Um estudo realizado pela equipe do Dr. Charles Nelson*, neurocientista norte-americano coordenador do Programa de Intervenção Precoce de Bucareste (BEIP) – o mais importante estudo mundial sobre os efeitos da institucionalização – mostrou, entre outros resultados, que crianças que passam mais tempo no acolhimento institucional têm muito mais chances de desenvolver problemas de comportamento externalizantes, como TDAH (Transtorno de Déficit de Atenção e Hiperatividade), Transtorno de Oposição Desafiante (TOD), Transtorno de Conduta e déficit de aprendizagem, e internalizantes como ansiedade e depressão. É sobre isso que conversamos com ele na entrevista que você confere a seguir:

IGA: A partir de seus estudos no Programa de Intervenção Precoce de Bucareste, fale por favor sobre as descobertas em relação à resposta ao estresse em crianças institucionalizadas.
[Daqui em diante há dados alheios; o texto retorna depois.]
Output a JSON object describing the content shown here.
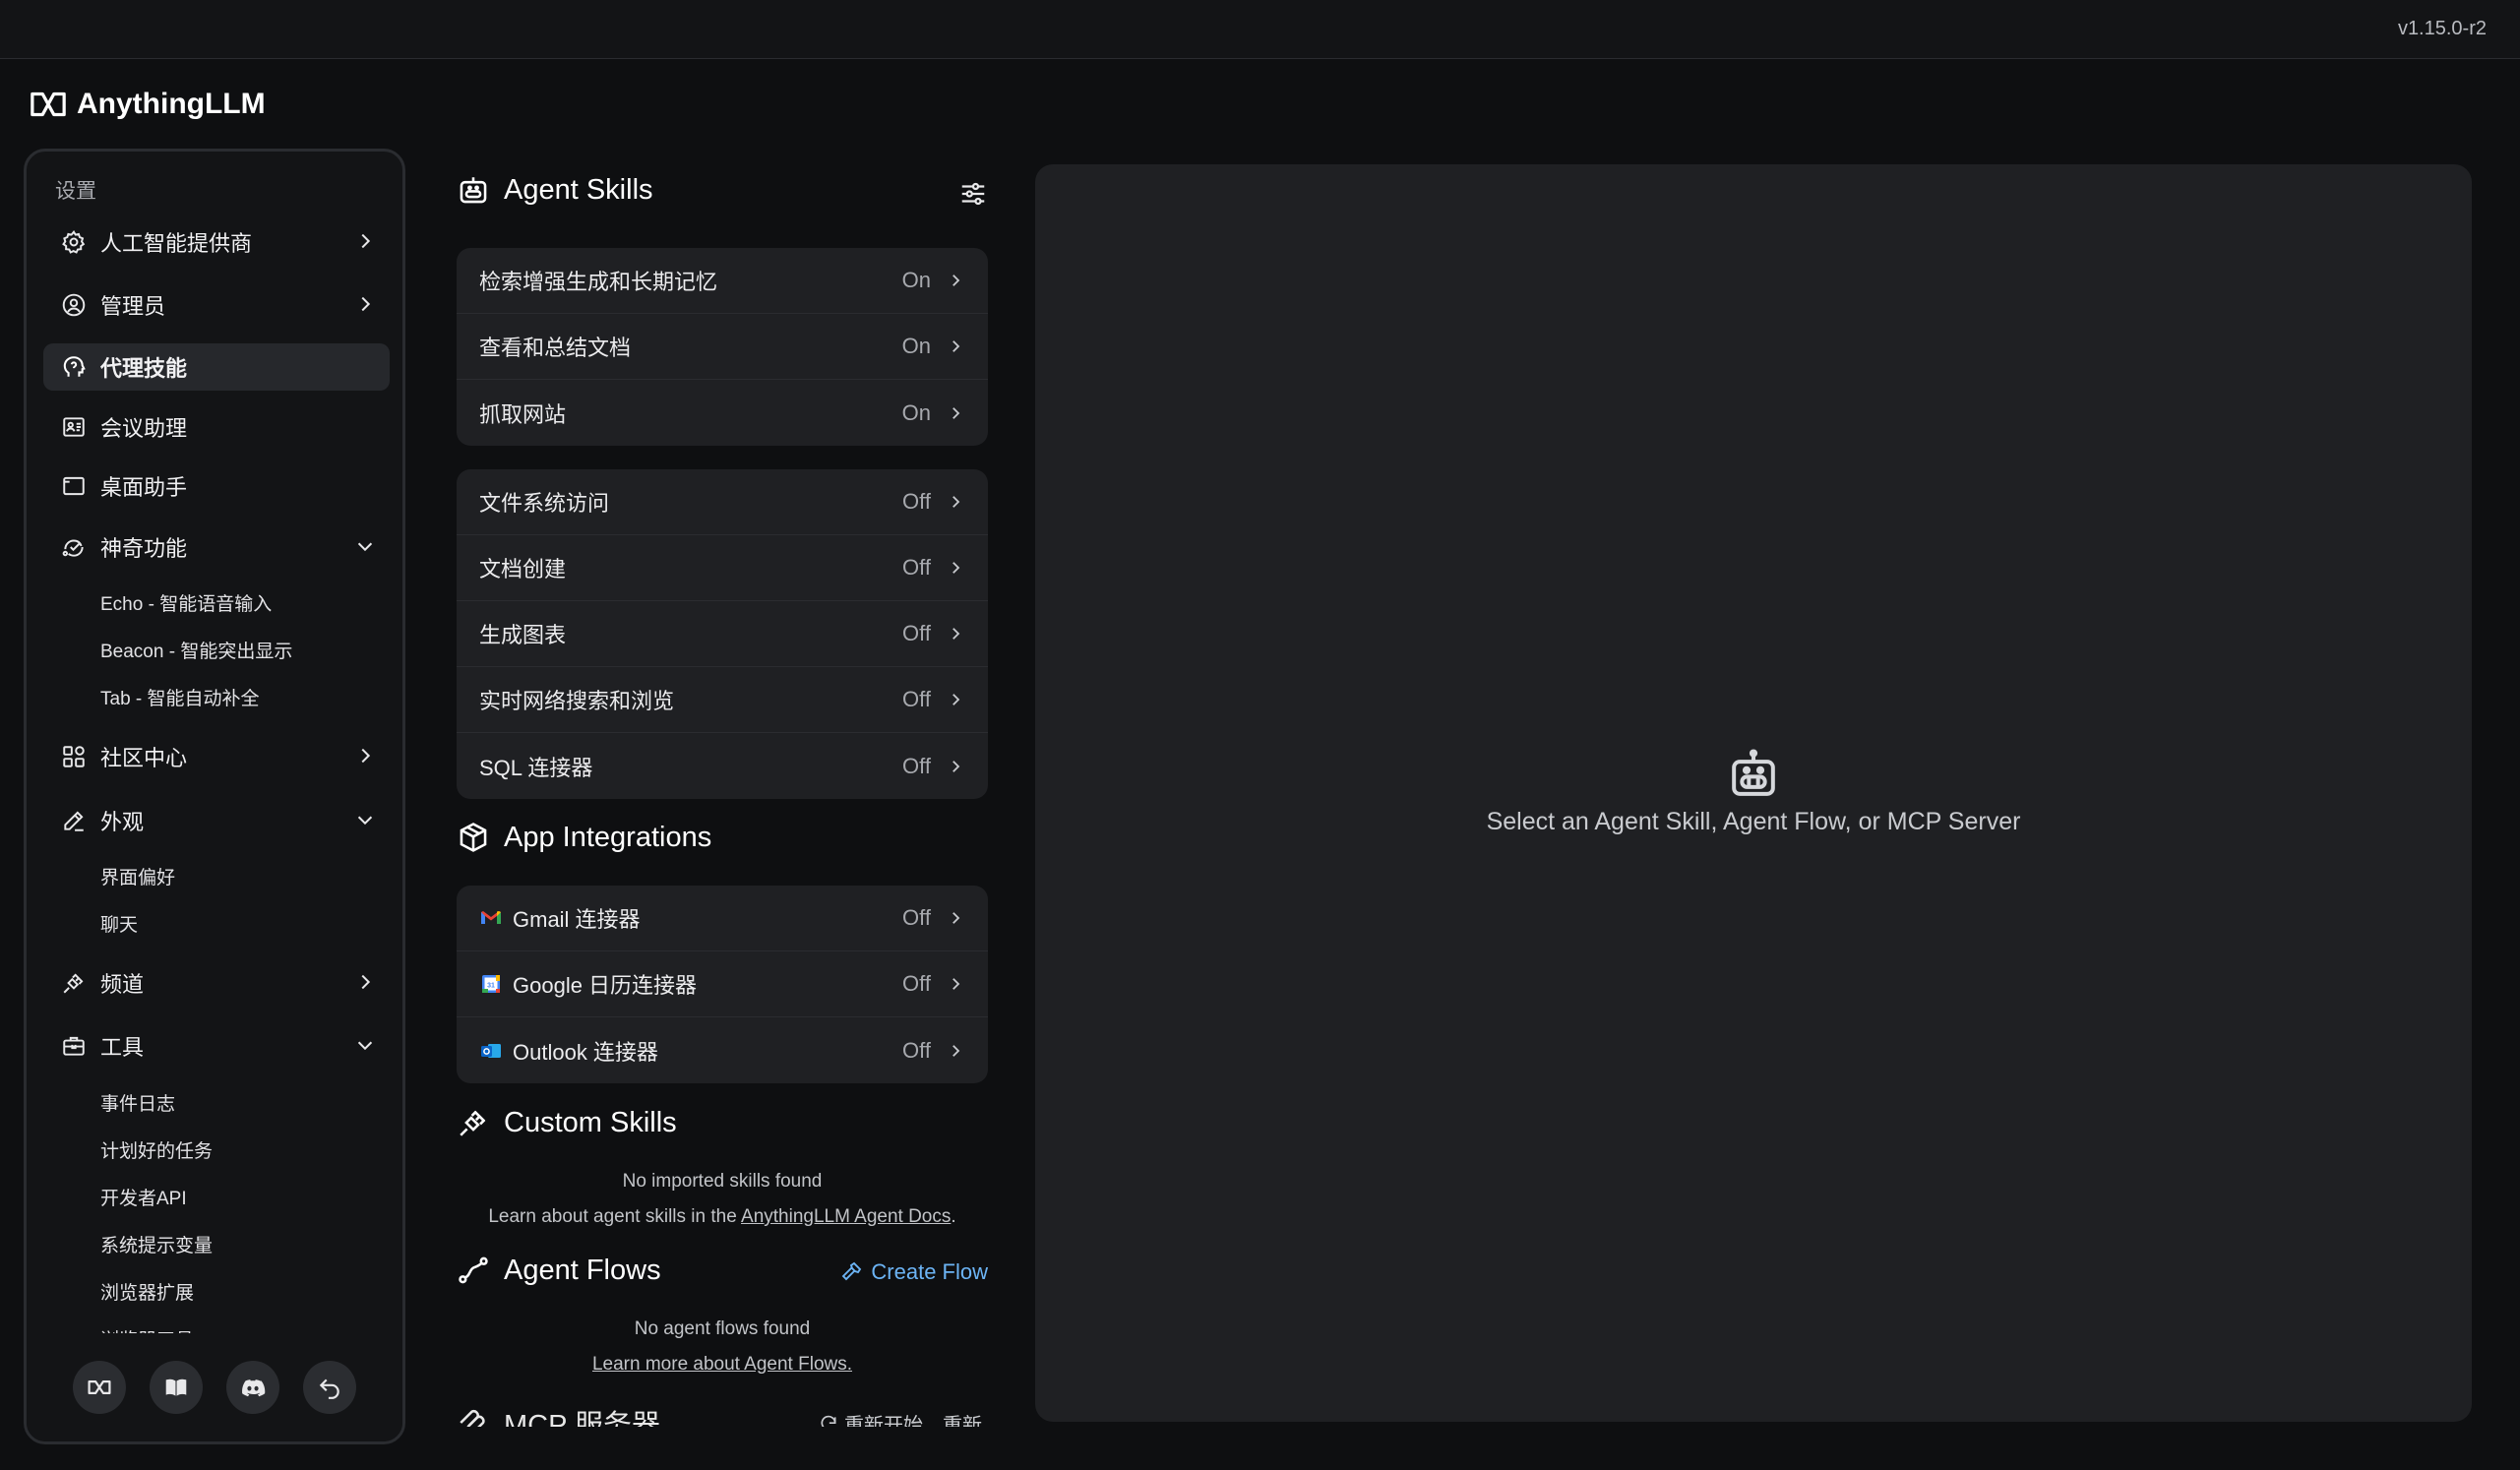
{
  "app": {
    "version": "v1.15.0-r2",
    "brand": "AnythingLLM"
  },
  "sidebar": {
    "heading": "设置",
    "items": [
      {
        "label": "人工智能提供商",
        "icon": "gear-icon",
        "chevron": "right"
      },
      {
        "label": "管理员",
        "icon": "user-gear-icon",
        "chevron": "right"
      },
      {
        "label": "代理技能",
        "icon": "agent-head-icon",
        "active": true
      },
      {
        "label": "会议助理",
        "icon": "meeting-icon"
      },
      {
        "label": "桌面助手",
        "icon": "desktop-icon"
      },
      {
        "label": "神奇功能",
        "icon": "magic-icon",
        "chevron": "down",
        "children": [
          "Echo - 智能语音输入",
          "Beacon - 智能突出显示",
          "Tab - 智能自动补全"
        ]
      },
      {
        "label": "社区中心",
        "icon": "community-icon",
        "chevron": "right"
      },
      {
        "label": "外观",
        "icon": "pencil-icon",
        "chevron": "down",
        "children": [
          "界面偏好",
          "聊天"
        ]
      },
      {
        "label": "频道",
        "icon": "plug-icon",
        "chevron": "right"
      },
      {
        "label": "工具",
        "icon": "toolbox-icon",
        "chevron": "down",
        "children": [
          "事件日志",
          "计划好的任务",
          "开发者API",
          "系统提示变量",
          "浏览器扩展",
          "浏览器工具"
        ]
      }
    ],
    "footer_buttons": [
      "anythingllm-icon",
      "book-icon",
      "discord-icon",
      "back-icon"
    ]
  },
  "agent_skills": {
    "title": "Agent Skills",
    "default_skills": [
      {
        "label": "检索增强生成和长期记忆",
        "status": "On"
      },
      {
        "label": "查看和总结文档",
        "status": "On"
      },
      {
        "label": "抓取网站",
        "status": "On"
      }
    ],
    "optional_skills": [
      {
        "label": "文件系统访问",
        "status": "Off"
      },
      {
        "label": "文档创建",
        "status": "Off"
      },
      {
        "label": "生成图表",
        "status": "Off"
      },
      {
        "label": "实时网络搜索和浏览",
        "status": "Off"
      },
      {
        "label": "SQL 连接器",
        "status": "Off"
      }
    ]
  },
  "app_integrations": {
    "title": "App Integrations",
    "items": [
      {
        "label": "Gmail 连接器",
        "status": "Off",
        "icon": "gmail-icon"
      },
      {
        "label": "Google 日历连接器",
        "status": "Off",
        "icon": "google-calendar-icon"
      },
      {
        "label": "Outlook 连接器",
        "status": "Off",
        "icon": "outlook-icon"
      }
    ]
  },
  "custom_skills": {
    "title": "Custom Skills",
    "empty": "No imported skills found",
    "learn_prefix": "Learn about agent skills in the ",
    "learn_link": "AnythingLLM Agent Docs",
    "learn_suffix": "."
  },
  "agent_flows": {
    "title": "Agent Flows",
    "create_label": "Create Flow",
    "empty": "No agent flows found",
    "learn_link": "Learn more about Agent Flows."
  },
  "mcp": {
    "title": "MCP 服务器",
    "refresh_label": "重新开始，重新"
  },
  "main_panel": {
    "empty_text": "Select an Agent Skill, Agent Flow, or MCP Server"
  },
  "colors": {
    "accent_link": "#6cb4f5",
    "panel": "#1f2023",
    "background": "#0e0f11"
  }
}
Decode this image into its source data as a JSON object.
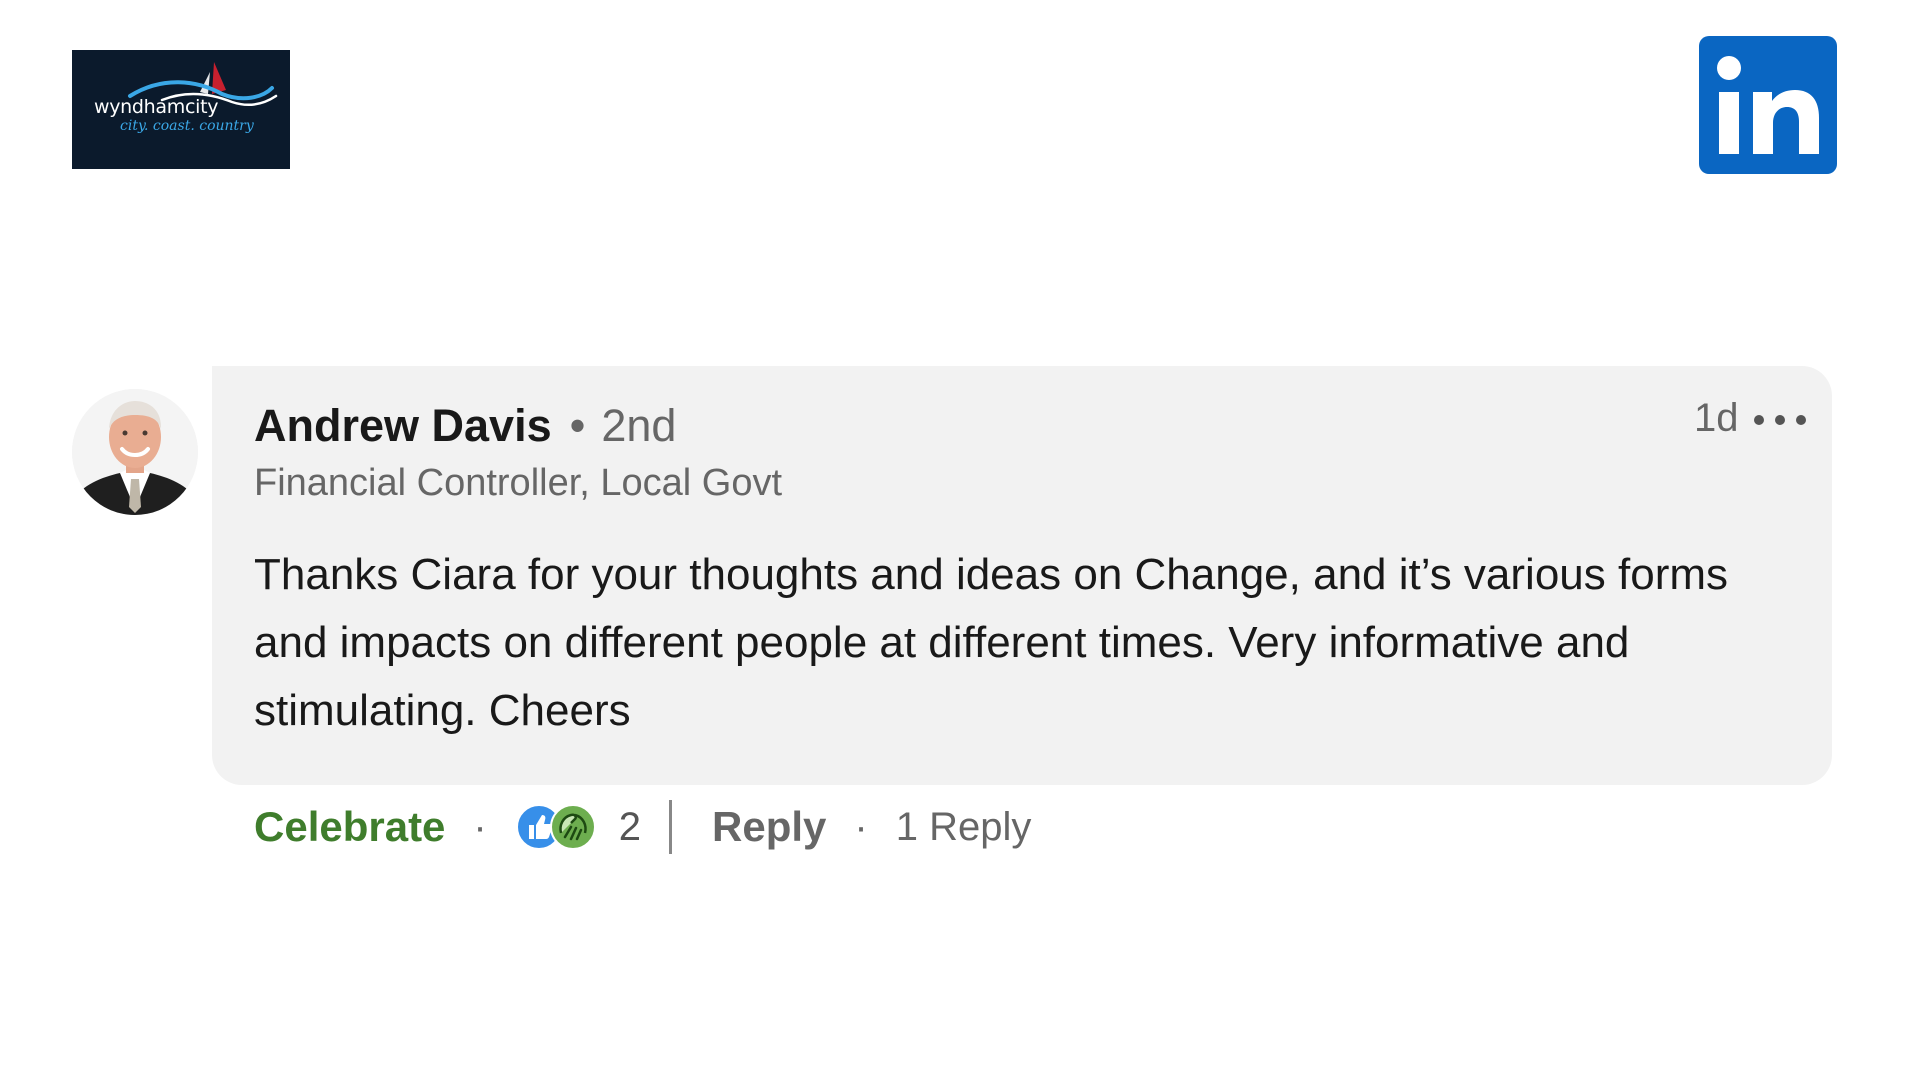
{
  "organization_logo": {
    "name": "wyndhamcity",
    "tagline": "city. coast. country"
  },
  "linkedin_logo": {
    "text": "in",
    "color": "#0a66c2"
  },
  "comment": {
    "author": {
      "name": "Andrew Davis",
      "separator": "•",
      "connection_degree": "2nd",
      "headline": "Financial Controller, Local Govt"
    },
    "timestamp": "1d",
    "more_icon": "ellipsis-icon",
    "text": "Thanks Ciara for your thoughts and ideas on Change, and it’s various forms and impacts on different people at different times. Very informative and stimulating. Cheers",
    "bubble_color": "#f2f2f2"
  },
  "actions": {
    "reaction_label": "Celebrate",
    "reaction_color": "#3f7d2c",
    "separator": "·",
    "reaction_icons": [
      "like-icon",
      "celebrate-icon"
    ],
    "reaction_count": "2",
    "reply_label": "Reply",
    "replies_count_label": "1 Reply"
  }
}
Dr. Charles Nelson: Uma resposta menor ao estresse quer dizer que o cortisol – hormônio responsável por ajudar o organismo a controlar o estresse – está em um nível mais baixo, portanto essas crianças quando crescem não reagem como deveriam.  Isso ocorre porque foram expostas, desde cedo, a situações de estresse intenso e prolongado, com altos níveis de cortisol – o que chamamos de estresse tóxico – e foram sensibilizadas por essas experiências. Assim, quando crescem e passam por desafios estressantes, elas não reagem bem e mostram uma resposta não adequada, justamente pelas repetidas vezes que foram expostas a situações desse tipo em idade precoce.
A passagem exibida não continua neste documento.